I'm sure you've already explored this, but is there some precompression operation that you could do to the vectors such that they're no longer sparse, and therefore relatively uniform?
They weren't sparse, they were dense but the "density" was quite non-uniform (think typical learned ML vectors). Not too far from an N-dimensional gaussian (I ended up reading research on quantizing Gaussian distributions, but that didn't help either as we didn't have a perfectly gaussian thing).
If you start from N-dimensional Gaussian-distributed vectors and normalize them, you wind up with uniformly distributed vectors on an (N-1)-dimensional hypersphere. Of course, sphere-packing on the surface of a hyperspehere is its own fun problem, and if your data is not actually Gaussian may still not be exactly what you want, but coding the vector magnitude separately from the vector direction is probably a good start.
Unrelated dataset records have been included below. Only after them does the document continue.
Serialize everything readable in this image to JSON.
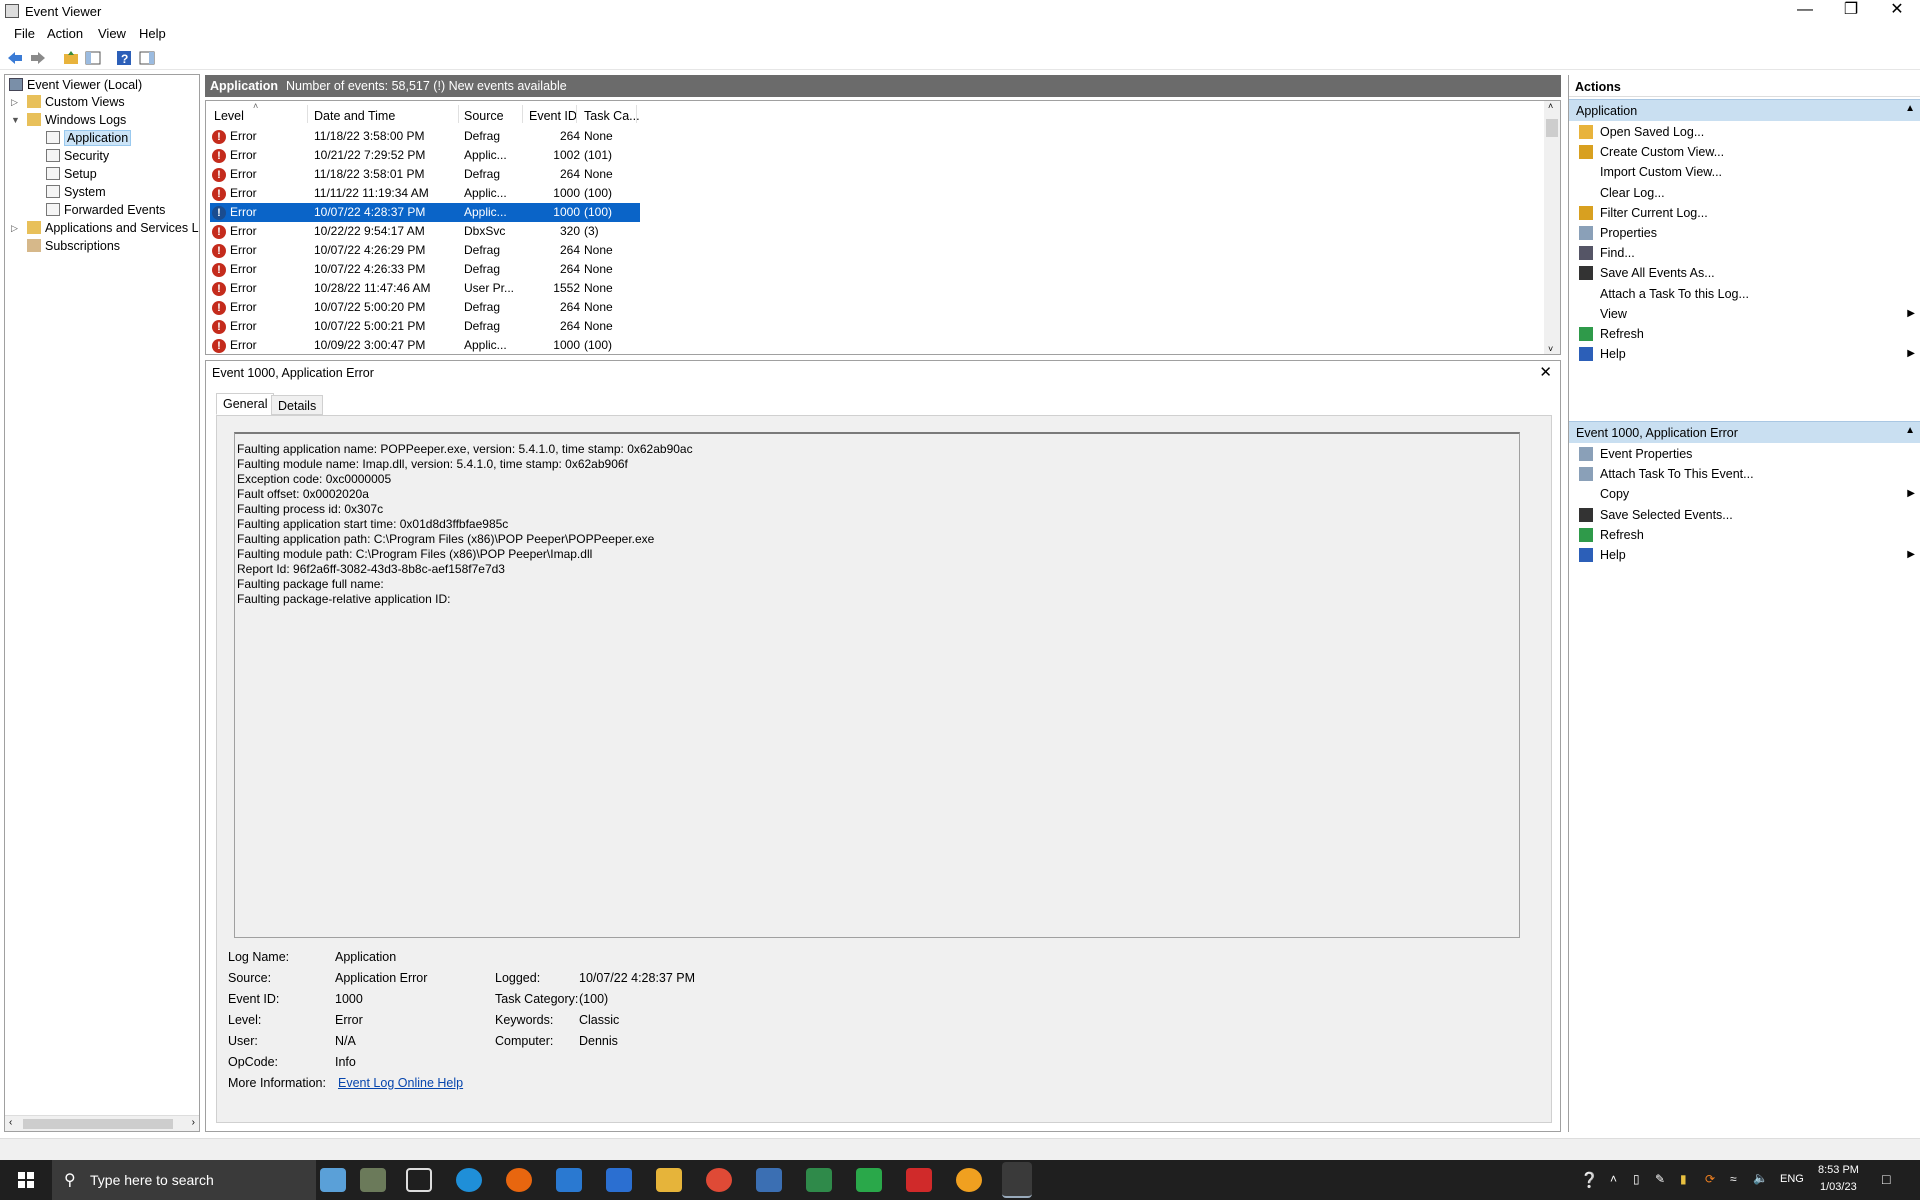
{
  "window": {
    "title": "Event Viewer"
  },
  "menu": {
    "file": "File",
    "action": "Action",
    "view": "View",
    "help": "Help"
  },
  "tree": {
    "root": "Event Viewer (Local)",
    "custom_views": "Custom Views",
    "windows_logs": "Windows Logs",
    "application": "Application",
    "security": "Security",
    "setup": "Setup",
    "system": "System",
    "forwarded": "Forwarded Events",
    "app_services": "Applications and Services Lo",
    "subscriptions": "Subscriptions"
  },
  "log_header": {
    "name": "Application",
    "info": "Number of events: 58,517 (!) New events available"
  },
  "columns": {
    "level": "Level",
    "datetime": "Date and Time",
    "source": "Source",
    "event_id": "Event ID",
    "task": "Task Ca..."
  },
  "events": [
    {
      "level": "Error",
      "datetime": "11/18/22 3:58:00 PM",
      "source": "Defrag",
      "id": "264",
      "task": "None"
    },
    {
      "level": "Error",
      "datetime": "10/21/22 7:29:52 PM",
      "source": "Applic...",
      "id": "1002",
      "task": "(101)"
    },
    {
      "level": "Error",
      "datetime": "11/18/22 3:58:01 PM",
      "source": "Defrag",
      "id": "264",
      "task": "None"
    },
    {
      "level": "Error",
      "datetime": "11/11/22 11:19:34 AM",
      "source": "Applic...",
      "id": "1000",
      "task": "(100)"
    },
    {
      "level": "Error",
      "datetime": "10/07/22 4:28:37 PM",
      "source": "Applic...",
      "id": "1000",
      "task": "(100)"
    },
    {
      "level": "Error",
      "datetime": "10/22/22 9:54:17 AM",
      "source": "DbxSvc",
      "id": "320",
      "task": "(3)"
    },
    {
      "level": "Error",
      "datetime": "10/07/22 4:26:29 PM",
      "source": "Defrag",
      "id": "264",
      "task": "None"
    },
    {
      "level": "Error",
      "datetime": "10/07/22 4:26:33 PM",
      "source": "Defrag",
      "id": "264",
      "task": "None"
    },
    {
      "level": "Error",
      "datetime": "10/28/22 11:47:46 AM",
      "source": "User Pr...",
      "id": "1552",
      "task": "None"
    },
    {
      "level": "Error",
      "datetime": "10/07/22 5:00:20 PM",
      "source": "Defrag",
      "id": "264",
      "task": "None"
    },
    {
      "level": "Error",
      "datetime": "10/07/22 5:00:21 PM",
      "source": "Defrag",
      "id": "264",
      "task": "None"
    },
    {
      "level": "Error",
      "datetime": "10/09/22 3:00:47 PM",
      "source": "Applic...",
      "id": "1000",
      "task": "(100)"
    }
  ],
  "selected_row_index": 4,
  "detail": {
    "title": "Event 1000, Application Error",
    "tab_general": "General",
    "tab_details": "Details",
    "description": [
      "Faulting application name: POPPeeper.exe, version: 5.4.1.0, time stamp: 0x62ab90ac",
      "Faulting module name: Imap.dll, version: 5.4.1.0, time stamp: 0x62ab906f",
      "Exception code: 0xc0000005",
      "Fault offset: 0x0002020a",
      "Faulting process id: 0x307c",
      "Faulting application start time: 0x01d8d3ffbfae985c",
      "Faulting application path: C:\\Program Files (x86)\\POP Peeper\\POPPeeper.exe",
      "Faulting module path: C:\\Program Files (x86)\\POP Peeper\\Imap.dll",
      "Report Id: 96f2a6ff-3082-43d3-8b8c-aef158f7e7d3",
      "Faulting package full name: ",
      "Faulting package-relative application ID: "
    ],
    "props": {
      "log_name_label": "Log Name:",
      "log_name": "Application",
      "source_label": "Source:",
      "source": "Application Error",
      "logged_label": "Logged:",
      "logged": "10/07/22 4:28:37 PM",
      "event_id_label": "Event ID:",
      "event_id": "1000",
      "task_label": "Task Category:",
      "task": "(100)",
      "level_label": "Level:",
      "level": "Error",
      "keywords_label": "Keywords:",
      "keywords": "Classic",
      "user_label": "User:",
      "user": "N/A",
      "computer_label": "Computer:",
      "computer": "Dennis",
      "opcode_label": "OpCode:",
      "opcode": "Info",
      "more_label": "More Information:",
      "more_link": "Event Log Online Help"
    }
  },
  "actions": {
    "header": "Actions",
    "group1": "Application",
    "group1_items": [
      "Open Saved Log...",
      "Create Custom View...",
      "Import Custom View...",
      "Clear Log...",
      "Filter Current Log...",
      "Properties",
      "Find...",
      "Save All Events As...",
      "Attach a Task To this Log...",
      "View",
      "Refresh",
      "Help"
    ],
    "group2": "Event 1000, Application Error",
    "group2_items": [
      "Event Properties",
      "Attach Task To This Event...",
      "Copy",
      "Save Selected Events...",
      "Refresh",
      "Help"
    ]
  },
  "taskbar": {
    "search_placeholder": "Type here to search",
    "lang": "ENG",
    "time": "8:53 PM",
    "date": "1/03/23"
  }
}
Another thing that I'm sure you explored, and I'd love to hear how it went, would be to rearrange the elements in the vectors such that perhaps the denser parts could be more contiguous, and the sparser parts could be more contiguous, on average. That sounds like something that would be easier to compress. Were the distributions such that a rearrangement like this might have been possible? Or were they very evenly distributed?
I.e. could you have rearranged a Gaussian-like distribution into a Poisson-like distribution?
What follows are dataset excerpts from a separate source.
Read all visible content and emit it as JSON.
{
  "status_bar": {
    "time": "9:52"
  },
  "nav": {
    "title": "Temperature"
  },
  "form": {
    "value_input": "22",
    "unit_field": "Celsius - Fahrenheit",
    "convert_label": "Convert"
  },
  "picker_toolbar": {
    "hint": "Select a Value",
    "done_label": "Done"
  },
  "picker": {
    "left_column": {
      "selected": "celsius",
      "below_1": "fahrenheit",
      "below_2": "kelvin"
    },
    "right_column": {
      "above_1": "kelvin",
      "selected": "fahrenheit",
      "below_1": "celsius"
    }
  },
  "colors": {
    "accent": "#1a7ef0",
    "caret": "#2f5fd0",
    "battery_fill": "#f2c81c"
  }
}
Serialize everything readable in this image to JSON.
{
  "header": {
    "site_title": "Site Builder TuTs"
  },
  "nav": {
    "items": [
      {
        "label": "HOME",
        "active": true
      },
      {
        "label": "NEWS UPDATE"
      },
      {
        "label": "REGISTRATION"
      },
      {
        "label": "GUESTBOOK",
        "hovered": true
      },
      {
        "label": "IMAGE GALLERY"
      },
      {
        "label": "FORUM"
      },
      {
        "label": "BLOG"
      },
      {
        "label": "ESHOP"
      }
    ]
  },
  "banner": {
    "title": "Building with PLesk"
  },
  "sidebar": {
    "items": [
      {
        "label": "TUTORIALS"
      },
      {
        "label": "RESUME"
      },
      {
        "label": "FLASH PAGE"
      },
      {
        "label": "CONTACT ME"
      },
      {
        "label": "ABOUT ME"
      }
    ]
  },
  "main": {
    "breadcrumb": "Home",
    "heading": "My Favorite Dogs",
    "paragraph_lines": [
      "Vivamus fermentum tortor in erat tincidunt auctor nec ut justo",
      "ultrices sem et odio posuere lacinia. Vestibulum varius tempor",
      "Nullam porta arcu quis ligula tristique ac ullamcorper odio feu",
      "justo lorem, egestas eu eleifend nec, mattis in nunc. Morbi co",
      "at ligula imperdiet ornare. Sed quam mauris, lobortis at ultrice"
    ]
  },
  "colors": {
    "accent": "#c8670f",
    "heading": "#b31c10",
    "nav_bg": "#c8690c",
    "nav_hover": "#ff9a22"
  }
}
What ended up launching is a fancy product quantization based on k-means. Some of the tricks were storing magnitude separately (i.e. removing the mean) and rearranging dimensions based on variance (and/or rotation based on PCA) for PQ to work better.
I also remember trying to fit a distribution so that I can generate synthetic data (not for a lack of data, but more for understanding the problem space better). The synthetic data quantized pretty differently - my guess is that it's because of random areas of density and sparsity.
I'm not quite following your exact rearranging idea though. Not sure if the above answers the question.